I
Baharın her açan goncasıyla tebessümler belirse içimde…
İhtiyar zaman gelip yakalamasa beni, tutmasa yakamdan, koşup gitmesem şuh emellerin arzulu seslenişlerinin, uzakların çağırışlarının ardından…
Kainatın içseslerini, bedbinliklerle yoğurarak getirmese kurbağalar, bed sesleriyle…
Kör olsam görmesem tipiye yakalananları, çamurlara saplananları, gri bulutlarla sarmalananları, itişe kakışa yaşayanları… Izdıraplı benliklerini, koca gövdeli, yıkık gönüllü kadirbilmezlere satanları…
Duymasam talihsizlerin iççekişlerini, homurdanan zalimleri… Martıların çığlığından, ayışığından, aşktan vazgeçenlerin ah edişlerini…
Sevmesem İstanbul olamamış şehirleri, ne idüğü belirsizleri… Eylül akşamları gibi gömleğini sırtımıza atıveren sessizliği…
II
Şimdi şeytanlar raksediyor buralarda… Sevdalı gönüller kara leçekler bağlıyor… Aşılmaz duvarlar, kapkara bakışlı tuzaklar, geçit vermez kapılar bağdaş kurmuş önümüzde…

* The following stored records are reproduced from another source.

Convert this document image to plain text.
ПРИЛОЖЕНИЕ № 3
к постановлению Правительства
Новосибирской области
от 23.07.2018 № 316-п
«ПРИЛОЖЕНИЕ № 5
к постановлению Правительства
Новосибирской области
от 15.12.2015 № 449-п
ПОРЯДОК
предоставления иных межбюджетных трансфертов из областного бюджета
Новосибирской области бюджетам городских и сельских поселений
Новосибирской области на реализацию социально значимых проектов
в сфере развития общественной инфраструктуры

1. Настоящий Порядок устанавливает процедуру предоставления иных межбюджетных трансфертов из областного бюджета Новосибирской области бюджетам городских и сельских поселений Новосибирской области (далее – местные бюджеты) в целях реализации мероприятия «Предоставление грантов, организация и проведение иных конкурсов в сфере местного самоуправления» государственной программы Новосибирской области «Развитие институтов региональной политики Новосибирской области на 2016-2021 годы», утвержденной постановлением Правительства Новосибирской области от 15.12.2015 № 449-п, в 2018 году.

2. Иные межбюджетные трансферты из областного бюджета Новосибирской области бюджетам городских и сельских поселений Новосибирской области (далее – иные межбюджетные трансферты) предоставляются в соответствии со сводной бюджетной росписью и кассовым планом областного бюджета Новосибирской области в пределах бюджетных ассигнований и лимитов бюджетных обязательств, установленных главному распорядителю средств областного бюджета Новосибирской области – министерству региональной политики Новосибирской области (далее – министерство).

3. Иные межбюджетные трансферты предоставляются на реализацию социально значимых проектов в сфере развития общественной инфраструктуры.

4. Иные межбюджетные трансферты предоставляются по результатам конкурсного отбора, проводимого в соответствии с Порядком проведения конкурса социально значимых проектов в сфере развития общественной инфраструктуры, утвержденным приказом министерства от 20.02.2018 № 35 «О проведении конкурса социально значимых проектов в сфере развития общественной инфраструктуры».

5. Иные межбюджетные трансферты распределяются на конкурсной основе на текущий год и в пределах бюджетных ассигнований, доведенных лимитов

Heyhat… Vuslat gülümsemesiyle gelir mi ki fecir…
Anneler ninniler söyler mi bebeklerine artık…
Gören ama bakmayan, giden ama yürümeyen, esen ama titretmeyen, anlatan ama konuşmayan, boğuşan ama yenilmeyen bir kaderin tamahkar elleriyle savaştayım şimdi… Azabım oldu şimdi hayatım…
Günler geliyor, alıyor ve gidiyor beni buralardan… Ve fakat cehennem sıcaklı bu yılan ovasına dökmüyor ağusunu bir türlü…
Kurtarmıyor bizi günler, kulakları bizim çığlıklarımızdan çok önce kapandığı için duymuyor bizi ve nefeslerimizi… Teskin etmiyor bir türlü medet bekleyenleri…
Mağrurluğumuz yanımıza kâr kalıyor buralarda…
III
Ölüm…. Aşk, hüzün, endişe, sevgi, tereddüt, ıstırap, mutluluk, keder, isyan, heyecan, kızgınlık belki de yalnızlık…
Ne bileyim, gözleri tuhaf sihirli ışıklarla parlayan, kalplere davetkar ışıltılar gönderen isyan kuşlarımızın son mekanları belki de… Yeryüzü ile sonsuzluk arasında asılı duran, nağmelerle sarmalanmış nurdan bir burç belki de…
Ve yokoluş… Korkunç heyulalar arasında sıkışıp kalmış ulvi duyguların katili. Ruhun derinliklerindeki uyanıklığı gaflete sürükleyen bir dinsiz…
Düşüncelere, düşlere çöküveren yakışıksız fırtına…
Ve şimdi yokoluş zamanı…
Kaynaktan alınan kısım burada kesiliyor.